San PEDRO FABRO. (1506-1546).


Martirologio Romano: En Roma, san Pedro Favre, presbítero. Fue el primero entre los miembros de la Compañía de Jesús que mantuvo duros trabajos en distintas regiones de Europa. Murió en la ciudad de Roma, mientras se dirigía al Concilio Ecuménico de Trento.

Pedro Le Févre nació en Villaret (Saboya), en el seno de una familia de montañeses. Desde muy joven hizo voto de castidad. En 1525 estudiaba Filosofía en el Colegio de Santa Bárbara de París cuando se encontró como compañero de habitación a san Francisco Javier. Ambos amigos cayeron en 1529 bajo la influencia de san Ignacio de Loyola, que haría un gran bien en el alma de Pedro al librarlo de sus crisis de escrúpulos morales.
Obtenida la licenciatura en Artes y después de pasar una temporada en su casa, volvió a París en 1534 donde hizo los “Ejercicios Espirituales” con san Ignacio. Al terminarlos decidió hacerse sacerdote, y fue ordenado en 1534, y fue el primer sacerdote del grupo. 
Con san Ignacio y los otros compañeros hizo el voto en Montmatre de marchar a Jerusalén, y de no poder hacerlo, ponerse a la entera disposición del Papa. Con ellos fue a Venecia y al no poder partir para Jerusalén, por la guerra entre Venecia y Turquía, marcharon a Roma, poniéndose a las órdenes de Paulo III que le mandó enseñar teología en la Sapienza. Después de la aprobación oficial de la Compañía de Jesús, hizo los votos religiosos; en 1540 trabajó en Parma, Worms, Spira y Maguncia, especialmente en Colonia, en los coloquios con los protestantes; en Colonia formó una comunidad de jesuitas a cuyo frente puso a san Pedro Canisio. Fue un gran predicador de ejercicios espirituales que dieron gran fruto; tenía modales que cautivaban y estaba dotado de una gran habilidad y energía. 

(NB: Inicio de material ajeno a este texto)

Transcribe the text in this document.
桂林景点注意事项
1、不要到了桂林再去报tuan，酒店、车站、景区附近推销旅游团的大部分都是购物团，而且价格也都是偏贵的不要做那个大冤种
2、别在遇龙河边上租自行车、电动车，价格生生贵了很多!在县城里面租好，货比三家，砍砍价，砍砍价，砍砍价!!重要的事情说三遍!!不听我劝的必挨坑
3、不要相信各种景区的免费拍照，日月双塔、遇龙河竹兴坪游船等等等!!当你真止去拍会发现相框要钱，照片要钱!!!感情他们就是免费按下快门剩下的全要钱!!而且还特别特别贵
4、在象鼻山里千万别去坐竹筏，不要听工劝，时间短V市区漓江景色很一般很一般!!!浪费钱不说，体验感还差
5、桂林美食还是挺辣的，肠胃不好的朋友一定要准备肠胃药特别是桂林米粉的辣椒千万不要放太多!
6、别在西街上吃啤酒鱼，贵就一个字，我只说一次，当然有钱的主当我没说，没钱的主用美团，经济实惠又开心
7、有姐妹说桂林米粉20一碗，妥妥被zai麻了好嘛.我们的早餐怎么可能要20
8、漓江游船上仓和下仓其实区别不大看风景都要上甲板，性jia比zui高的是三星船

Marchó a Portugal, donde consiguió por medio de la esposa de Felipe II, la princesa María, la entrada de la Compañía en España, abriendo los colegios de Alcalá y Valladolid. Fue un teólogo excepcional y se conocen algunos de sus escritos como su “Memorial”, o diario espiritual. Murió en Roma cuando marchaba para el concilio de Trento. Murió en Roma cuando marchaba para el concilio de Trento. El culto de san Pedro Favre fue confirmado en 1872, pero el papa Francisco, el 17 de diciembre 2013, extendió ese culto a la iglesia universal, y por tanto lo inscribió como santo.